We've done what we've done and we can't erase it
We are what we are and it's more than enough
We have what we have but it's no substitution

Something on the road, touched my very soul

I say what I say with no hesitation
I have what I have and I'm giving it up
I do what I do with deep conviction

Something on the road, changed my world

No words can ever describe the experience I had in South Africa. No words can ever paint the picture I saw of poverty, disease, and loneliness. The piles of trash that were ever growing, the glass that lined all of the "streets" in the township, the absurd amounts of taverns, the women that lived with abusive boyfriends, the children that couldn't go to school because their parents had no money for the school fees yet alone the uniforms. It's not fair. It's not right. Children prostitute themselves to provide money for their siblings that they end up raising because their parents are dying or have already died of AIDS. Husbands drown themselves in liquor to take the sting of poverty and sin away, ultimately diving more into both issues. Wives stay with husbands that have no concern for them or their children because that is all they have ever known. Abuse is everywhere: parents beating their children, husbands beating their wives. You can see the despair on so many faces. It's not fair. It's not right.

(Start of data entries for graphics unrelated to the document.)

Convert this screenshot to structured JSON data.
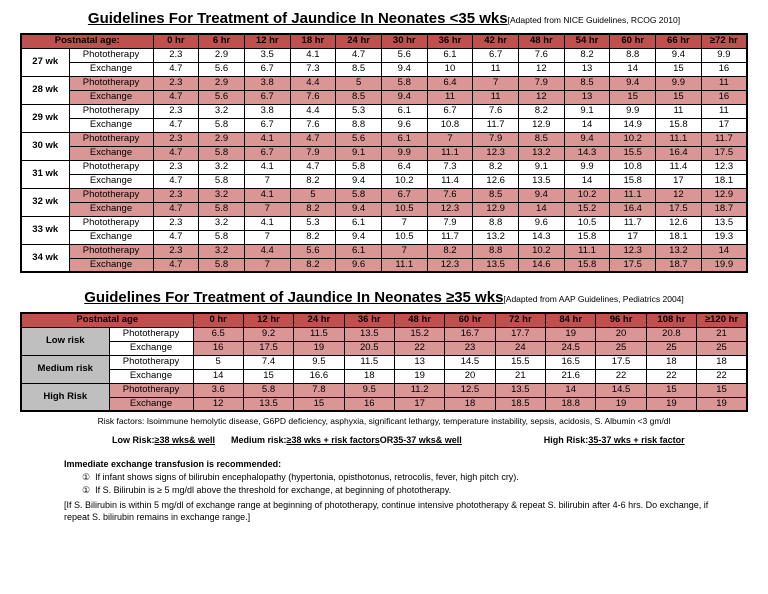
{
  "colors": {
    "header_red": "#c0504d",
    "row_pink": "#d99694",
    "label_gray": "#bfbfbf"
  },
  "table1": {
    "title": "Guidelines For Treatment of Jaundice In Neonates <35 wks",
    "title_note": "[Adapted from NICE Guidelines, RCOG 2010]",
    "header_label": "Postnatal age:",
    "hours": [
      "0 hr",
      "6 hr",
      "12 hr",
      "18 hr",
      "24 hr",
      "30 hr",
      "36 hr",
      "42 hr",
      "48 hr",
      "54 hr",
      "60 hr",
      "66 hr",
      "≥72 hr"
    ],
    "phototherapy_label": "Phototherapy",
    "exchange_label": "Exchange",
    "groups": [
      {
        "week": "27 wk",
        "shaded": false,
        "phototherapy": [
          2.3,
          2.9,
          3.5,
          4.1,
          4.7,
          5.6,
          6.1,
          6.7,
          7.6,
          8.2,
          8.8,
          9.4,
          9.9
        ],
        "exchange": [
          4.7,
          5.6,
          6.7,
          7.3,
          8.5,
          9.4,
          10,
          11,
          12,
          13,
          14,
          15,
          16
        ]
      },
      {
        "week": "28 wk",
        "shaded": true,
        "phototherapy": [
          2.3,
          2.9,
          3.8,
          4.4,
          5,
          5.8,
          6.4,
          7,
          7.9,
          8.5,
          9.4,
          9.9,
          11
        ],
        "exchange": [
          4.7,
          5.6,
          6.7,
          7.6,
          8.5,
          9.4,
          11,
          11,
          12,
          13,
          15,
          15,
          16
        ]
      },
      {
        "week": "29 wk",
        "shaded": false,
        "phototherapy": [
          2.3,
          3.2,
          3.8,
          4.4,
          5.3,
          6.1,
          6.7,
          7.6,
          8.2,
          9.1,
          9.9,
          11,
          11
        ],
        "exchange": [
          4.7,
          5.8,
          6.7,
          7.6,
          8.8,
          9.6,
          10.8,
          11.7,
          12.9,
          14,
          14.9,
          15.8,
          17
        ]
      },
      {
        "week": "30 wk",
        "shaded": true,
        "phototherapy": [
          2.3,
          2.9,
          4.1,
          4.7,
          5.6,
          6.1,
          7,
          7.9,
          8.5,
          9.4,
          10.2,
          11.1,
          11.7
        ],
        "exchange": [
          4.7,
          5.8,
          6.7,
          7.9,
          9.1,
          9.9,
          11.1,
          12.3,
          13.2,
          14.3,
          15.5,
          16.4,
          17.5
        ]
      },
      {
        "week": "31 wk",
        "shaded": false,
        "phototherapy": [
          2.3,
          3.2,
          4.1,
          4.7,
          5.8,
          6.4,
          7.3,
          8.2,
          9.1,
          9.9,
          10.8,
          11.4,
          12.3
        ],
        "exchange": [
          4.7,
          5.8,
          7,
          8.2,
          9.4,
          10.2,
          11.4,
          12.6,
          13.5,
          14,
          15.8,
          17,
          18.1
        ]
      },
      {
        "week": "32 wk",
        "shaded": true,
        "phototherapy": [
          2.3,
          3.2,
          4.1,
          5,
          5.8,
          6.7,
          7.6,
          8.5,
          9.4,
          10.2,
          11.1,
          12,
          12.9
        ],
        "exchange": [
          4.7,
          5.8,
          7,
          8.2,
          9.4,
          10.5,
          12.3,
          12.9,
          14,
          15.2,
          16.4,
          17.5,
          18.7
        ]
      },
      {
        "week": "33 wk",
        "shaded": false,
        "phototherapy": [
          2.3,
          3.2,
          4.1,
          5.3,
          6.1,
          7,
          7.9,
          8.8,
          9.6,
          10.5,
          11.7,
          12.6,
          13.5
        ],
        "exchange": [
          4.7,
          5.8,
          7,
          8.2,
          9.4,
          10.5,
          11.7,
          13.2,
          14.3,
          15.8,
          17,
          18.1,
          19.3
        ]
      },
      {
        "week": "34 wk",
        "shaded": true,
        "phototherapy": [
          2.3,
          3.2,
          4.4,
          5.6,
          6.1,
          7,
          8.2,
          8.8,
          10.2,
          11.1,
          12.3,
          13.2,
          14
        ],
        "exchange": [
          4.7,
          5.8,
          7,
          8.2,
          9.6,
          11.1,
          12.3,
          13.5,
          14.6,
          15.8,
          17.5,
          18.7,
          19.9
        ]
      }
    ]
  },
  "table2": {
    "title": "Guidelines For Treatment of Jaundice In Neonates ≥35 wks",
    "title_note": "[Adapted from AAP Guidelines, Pediatrics 2004]",
    "header_label": "Postnatal age",
    "hours": [
      "0 hr",
      "12 hr",
      "24 hr",
      "36 hr",
      "48 hr",
      "60 hr",
      "72 hr",
      "84 hr",
      "96 hr",
      "108 hr",
      "≥120 hr"
    ],
    "phototherapy_label": "Phototherapy",
    "exchange_label": "Exchange",
    "groups": [
      {
        "risk": "Low risk",
        "therapy_shaded": false,
        "values_shaded": true,
        "phototherapy": [
          6.5,
          9.2,
          11.5,
          13.5,
          15.2,
          16.7,
          17.7,
          19,
          20,
          20.8,
          21
        ],
        "exchange": [
          16,
          17.5,
          19,
          20.5,
          22,
          23,
          24,
          24.5,
          25,
          25,
          25
        ]
      },
      {
        "risk": "Medium risk",
        "therapy_shaded": false,
        "values_shaded": false,
        "phototherapy": [
          5,
          7.4,
          9.5,
          11.5,
          13,
          14.5,
          15.5,
          16.5,
          17.5,
          18,
          18
        ],
        "exchange": [
          14,
          15,
          16.6,
          18,
          19,
          20,
          21,
          21.6,
          22,
          22,
          22
        ]
      },
      {
        "risk": "High Risk",
        "therapy_shaded": true,
        "values_shaded": true,
        "phototherapy": [
          3.6,
          5.8,
          7.8,
          9.5,
          11.2,
          12.5,
          13.5,
          14,
          14.5,
          15,
          15
        ],
        "exchange": [
          12,
          13.5,
          15,
          16,
          17,
          18,
          18.5,
          18.8,
          19,
          19,
          19
        ]
      }
    ]
  },
  "notes": {
    "risk_factors": "Risk factors: Isoimmune hemolytic disease, G6PD deficiency, asphyxia, significant lethargy, temperature instability, sepsis, acidosis, S. Albumin <3 gm/dl",
    "risk_line": {
      "low_label": "Low Risk:",
      "low_value": "≥38 wks& well",
      "medium_label": "Medium risk:",
      "medium_value": "≥38 wks + risk factors",
      "or": "OR",
      "medium_value2": "35-37 wks& well",
      "high_label": "High Risk:",
      "high_value": "35-37 wks + risk factor"
    },
    "immediate_title": "Immediate exchange transfusion is recommended:",
    "bullet_icon": "①",
    "bullets": [
      "If infant shows signs of bilirubin encephalopathy (hypertonia, opisthotonus, retrocolis, fever, high pitch cry).",
      "If S. Bilirubin is ≥ 5 mg/dl above the threshold for exchange, at beginning of phototherapy."
    ],
    "bracket_note": "[If S. Bilirubin is within 5 mg/dl of exchange range at beginning of phototherapy, continue intensive phototherapy & repeat S. bilirubin after 4-6 hrs. Do exchange, if repeat S. bilirubin remains in exchange range.]"
  }
}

I could go on and on about the depressing sites you will see once entering the township but that's not where the story ends. God is redeeming each and every one of these situations. God is using His people around the world to bring hope. We can all learn from these situations. We can learn about hopes and dreams and courage. We can learn about Christ love and grace that is more than enough. We can learn about the body of Christ as we see it in action bringing hope and healing to His hurting people. These stories, these situations, these friends are more than just a memory in my heart and mind. They are what stir me on toward Christ. They are the reminder that though I am weak and only one, I can make a difference by sharing the love of Christ. They are who inspire me to never give up and to never stop hoping. These aren't just stories or situations, these are my friends. These are those who have captured my heart and changed it forever. Their pain has changed me, their dream inspires, their face a memory, their hope a fire, their courage asks me what I am made of and what I know of love.